On m’a fait l’honneur, récemment, de parler en public du renseignement au cinéma. La mission n’était pas facile, et je me suis efforcé de décrire à grands traits ce qu’on montre de ces métiers sur les écrans, de ce qu’on peut en penser, de ce qu’on ne voit pas, et de ce que ça dit de notre cinéma, de nos sociétés et du monde. Parmi les quelques points que j’ai présentés, un me tenait particulièrement à cœur. On peut ainsi apprendre beaucoup de l’espionnage, du renseignement, de la manipulation en regardant des films qui, de prime abord, ne traitent pas de ces sujets. Qu’on pense, par exemple à La Prisonnière espagnole (1997, David Mamet), qui traite d’espionnage industriel, ou de Kiss of Death (1995, Barbet Schroeder, d’après le film d’Henry Hathaway sorti en 1947), qui nous décrit une infiltration dans le monde de la pègre, ou des très grands films consacrés au journalisme d’investigation (Les Hommes du président, d’Alan J. Pakula, en 1976 ; Mille milliards de dollars, de Henri Verneuil, en 1982 ; Spotlight, de Tom McCarthy, en 2015), sans parler de la monumentale trilogie Millenium, d’après Stieg Larsson intégralement adaptée à la télévision en 2010, et à laquelle David Fincher s’est attaqué en 2011 avec le brio qu’on lui connaît.

Millenium

On trouve nombre de mentions des activités des services de renseignement dans le cinéma de guerre, qu’il s’agisse de montrer une opération spéciale (Les Canons de Navarone, de J. Lee Thompson, en 1961 ; Apocalypse Now, de Francis Ford Coppola, en 1979 ;  Zero Dark Thirty, de Kathryn Bigelow, en 2012), de concevoir une offensive (Un Pont trop loin, de Richard Attenborough, en 1977) ou de se préparer au pire (Pearl Harbor, de Michael Bay, en 2001). Il est ainsi possible de revoir des films, chefs d’œuvre ou séries B, à cette seule aune. Il va de soi que la chose est moins pénible quand le film est un classique parmi les classiques, et c’est le cas de L’Armée des ombres, de Jean-Pierre Melville, d’après le roman éponyme de Joseph Kessel, écrit à Londres en 1943 et d’abord publié à Alger.

L'Armée des ombres

Tourné par un cinéaste au sommet de son art, et dont l’influence n’a cessé de croître depuis, L’Armée des ombres n’a pas pris une ride malgré le parti-pris esthétique de son réalisateur. On y parle peu, on ne s’y perd pas en vaines palabres ou en grands discours enflammés, et les images, d’un classicisme extrême, révèlent autant que les dialogues. La première scène, avant même le générique, nous montre des soldats allemands défilant sur les Champs-Elysées, l’Arc de triomphe dans leur dos. En quelques instants, l’humiliation et l’occupation d’un pays vaincu en deux mois sont rappelées au spectateur. Sorti en 1969, le film a d’ailleurs pu être interprété comme un hommage au général De Gaulle, mais cette analyse, pertinente, ne doit pas faire oublier que le récit, qui ne montre que brièvement l’homme de Londres, se concentre sur les résistants de l’intérieur, ceux qui loin des calculs stratégiques, des manœuvres diplomatiques et militaires, ne sont occupés qu’à combattre quotidiennement l’occupant. Personne ne se dit gaulliste, et on ne parle guère politique tout au long des 139 minutes du film.
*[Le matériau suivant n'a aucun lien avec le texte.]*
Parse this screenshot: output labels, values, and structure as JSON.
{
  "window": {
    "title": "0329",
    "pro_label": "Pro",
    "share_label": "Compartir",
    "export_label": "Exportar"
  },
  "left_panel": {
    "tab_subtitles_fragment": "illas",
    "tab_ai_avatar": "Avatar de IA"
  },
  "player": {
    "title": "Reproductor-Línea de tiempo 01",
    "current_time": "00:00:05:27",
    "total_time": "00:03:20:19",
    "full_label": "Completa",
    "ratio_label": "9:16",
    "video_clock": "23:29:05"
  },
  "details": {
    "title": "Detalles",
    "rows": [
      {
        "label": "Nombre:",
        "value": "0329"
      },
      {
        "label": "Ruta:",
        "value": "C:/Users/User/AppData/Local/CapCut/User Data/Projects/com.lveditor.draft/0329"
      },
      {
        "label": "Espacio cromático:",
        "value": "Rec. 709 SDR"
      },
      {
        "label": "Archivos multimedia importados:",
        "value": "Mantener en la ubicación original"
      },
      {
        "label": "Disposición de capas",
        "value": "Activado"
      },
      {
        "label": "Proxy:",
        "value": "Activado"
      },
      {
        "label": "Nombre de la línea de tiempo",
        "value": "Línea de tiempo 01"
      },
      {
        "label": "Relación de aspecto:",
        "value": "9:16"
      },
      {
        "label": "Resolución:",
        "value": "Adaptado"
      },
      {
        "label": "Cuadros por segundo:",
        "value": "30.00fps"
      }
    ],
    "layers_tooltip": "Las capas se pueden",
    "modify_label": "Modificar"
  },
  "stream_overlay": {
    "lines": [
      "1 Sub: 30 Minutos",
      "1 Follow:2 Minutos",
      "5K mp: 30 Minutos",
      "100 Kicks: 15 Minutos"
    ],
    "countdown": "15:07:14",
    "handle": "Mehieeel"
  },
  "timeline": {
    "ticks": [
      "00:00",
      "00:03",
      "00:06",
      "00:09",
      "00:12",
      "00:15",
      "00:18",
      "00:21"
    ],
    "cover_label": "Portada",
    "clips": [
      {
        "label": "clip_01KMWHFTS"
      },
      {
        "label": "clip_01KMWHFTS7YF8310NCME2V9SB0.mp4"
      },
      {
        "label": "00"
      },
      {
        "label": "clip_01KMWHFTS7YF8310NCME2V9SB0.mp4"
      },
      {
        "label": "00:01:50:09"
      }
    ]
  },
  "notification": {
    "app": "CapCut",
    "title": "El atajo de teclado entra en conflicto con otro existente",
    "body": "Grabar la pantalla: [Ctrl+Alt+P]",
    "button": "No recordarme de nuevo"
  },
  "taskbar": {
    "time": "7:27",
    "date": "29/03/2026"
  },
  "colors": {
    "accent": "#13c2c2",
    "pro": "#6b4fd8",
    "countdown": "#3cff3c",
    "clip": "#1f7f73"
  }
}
Plus qu’une ode au Général, le film – et le roman avant lui – est d’abord le portrait d’une poignée de femmes et d’hommes d’exception qui, sans emphase, luttent et risquent leur vie. La résistance n’y est jamais verbalisée, explicitée, et les personnages mis en scène accomplissent ce qu’ils estiment être leur devoir le plus sacré. Très écrits, les dialogues frappent par leur sobriété, encore accrue par la minéralité du jeu des acteurs. On se souvient, en effet, que Melville a signé des œuvres extraordinaires, comme Le Samouraï (1967), et qu’on a vu chez le Michael Mann de Heat (1995), de Collateral (2004) ou de Miami Vice (2006) son héritier le plus naturel. Chez Melville, on ne s’agite pas, et les hystériques ne vivent pas longtemps.

Heat

Ce parti-pris est servi par des acteurs tous admirables, à commencer par Lino Ventura qui, loin des réjouissants rôles de pitres à grosses paluches chers à Georges Lautner, montre l’étendue de son talent. Solide, un petit sourire ironique souvent au coin des lèvres, il incarne les certitudes d’un homme de devoir, intellectuel devenu homme d’action au nom de la cause sacrée de la liberté. Il trouve en Simone Signoret son alter-ego, femme d’une audace et d’une volonté inouïes (la scène de l’évasion ratée de Felix est à cet égard glaçante), et les deux personnages s’avèrent être devenus des techniciens de haut-vol sous la pression des événements.

L'Armée des Ombres

L’Armée des ombres, en effet, nous raconte, pour paraphraser Michel Goya, comment des citoyens ordinaires en viennent à faire des choses extraordinaires, et parfois terribles. « Je ne croyais pas qu’on pouvait le faire », lâche ainsi une jeune recrue après l’assassinat d’un traître. Professionnels de l’action clandestine, traqués par un ennemi infiniment plus puissant, ils affrontent à la fois l’armée du Reich et la Milice et doivent se défier en permanence des trahisons ou des renseignements obtenus sous la tortures par la Gestapo. Dans le film, les héros tuent ainsi autant de Français que de soldats allemands, et leurs deux victimes françaises ne sont autres que d’anciens camarades de combat. La leçon est amère et rappelle que face aux résistants on trouve des collaborateurs, pas moins – hélas – convaincus de la justesse de leur cause et de la nécessité de la défendre. Nullement ambigu, le film ne cache rien de la complexité de la situation et de la pression qui s’exerce sur ceux qui ont choisi de résister : codes, cloisonnement, filatures, urgences, malchance, esprit d’initiative, rien n’est oublié pour montrer que l’honneur d’une nation ne tient parfois qu’à une poignée d’individus, différents, fragiles mais capables de surmonter leurs préventions pour se surpasser. On a rarement aussi bien montré la solitude ou la peur de membres d’une organisation secrète agissant en territoire ennemi – et pourtant dans leur propre pays. Les ombres de Kessel et de Melville ne sont pas tant des résistants que des vaincus dont le combat, admirable, est plus mené par principe que pour une victoire inaccessible sans l’aide des Alliés. Ces ombres, pourchassées, déracinées, promises à mille tourments en cas de capture, évoquent celles qu’évoquera James Welch dans son extraordinaire roman Comme des Ombres sur la terre (Fools Crow, 1986) décrivant l’errance des Indiens Blackfeet au Montana en 1970.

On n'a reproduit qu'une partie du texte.